Salvage operations for Cosme García at Barcelona on 28–29 June 1927.

With Cosme García′s bow resting on the harbor bottom and her stern still afloat, harbor authorities and Spanish Navy ships in the vicinity began salvage efforts. Two floating cranes — one of 60 and the other of 80 tons — lifted and stabilized Cosme García as salvors began to hear internal explosions aboard her and observe bubbles of gas and yellowish smoke reaching the surface. After a diver made an unsuccessful attempt to close the outer torpedo tube door, the salvors decided to hoist Cosme García′s bow out of the water to allow access to the torpedo tube doors. This allowed them to pump the water out of the submarine. The air inside the submarine had become unbreathable due to a concentration of chlorine gas emitted by the batteries upon contact with seawater, but once the water level had dropped sufficiently, Cosme García crewmen wearing gas masks provided by the seaplane carrier , which was moored at Barcelona, undertook the risky effort of entering Cosme García and closing the inner torpedo tube door. Despite their gas masks, some of the men showed symptoms of chlorine gas poisoning after emerging from the submarine and received assistance by medical personnel from Dédalo.

With the inner torpedo tube door closed, the two cranes repositioned Cosme García horizontally. On the morning of 29 June 1927, they lowered Cosme García onto the water, and at 06:00 she came to rest almost at her normal buoyancy line and with a slight list to port. At midday, Cosme García was towed to a floating dry dock, where she rested while breathable air gradually returned to her interior.
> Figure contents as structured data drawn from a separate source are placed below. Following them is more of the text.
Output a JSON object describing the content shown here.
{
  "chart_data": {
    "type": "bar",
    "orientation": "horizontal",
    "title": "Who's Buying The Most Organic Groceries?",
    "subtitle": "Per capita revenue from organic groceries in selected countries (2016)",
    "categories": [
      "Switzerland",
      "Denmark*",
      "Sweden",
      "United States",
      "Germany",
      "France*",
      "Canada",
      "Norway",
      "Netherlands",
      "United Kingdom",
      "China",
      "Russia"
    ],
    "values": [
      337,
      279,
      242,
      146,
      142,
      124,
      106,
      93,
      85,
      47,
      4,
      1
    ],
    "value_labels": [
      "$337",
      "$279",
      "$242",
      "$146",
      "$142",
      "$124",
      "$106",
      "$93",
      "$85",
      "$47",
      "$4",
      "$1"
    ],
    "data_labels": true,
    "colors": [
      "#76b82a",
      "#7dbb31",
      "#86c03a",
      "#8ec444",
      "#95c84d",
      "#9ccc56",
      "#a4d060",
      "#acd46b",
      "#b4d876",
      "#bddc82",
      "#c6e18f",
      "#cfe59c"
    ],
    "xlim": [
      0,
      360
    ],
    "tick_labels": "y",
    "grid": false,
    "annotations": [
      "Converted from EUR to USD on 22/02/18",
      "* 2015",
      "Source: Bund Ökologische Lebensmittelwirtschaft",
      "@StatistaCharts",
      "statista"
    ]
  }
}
The incident was the first serious accident in the history of the Spanish Submarine Force. An investigation into it discovered a defect in the locking system meant to prevent the opening of both torpedo tube doors simultaneously. The Spanish Navy took prompt action to correct the defect.

===1928–1931===
In 1928, A-3 replaced Cosme García in the submarine division at Mahón. In August 1929, the Spanish Navy established a submarine squadron at the Mahón naval base consisting of Isaac Peral, Narcíso Monturiol, Cosme García, and A-3. The submarines arrived at Mahón on 6 August 1929. The torpedo boat No. 6 accompanied them, as did the troopship Almirante Lobo, which brought the crews' families to Mahón. The squadron held its annual maneuvers in the Mediterranean Sea between mid-September and mid-October 1929. In early March 1930, the Spanish Navy disbanded the Mahón submarine squadron, and the submarines returned to Cartagena.

On 14 April 1931, the Second Spanish Republic was proclaimed, replacing the Kingdom of Spain. The Spanish Navy came under the republic's control as the Spanish Republican Navy.

==Disposal==
Cosme García was stricken from the navy list on 17 December 1931. She subsequently was scrapped.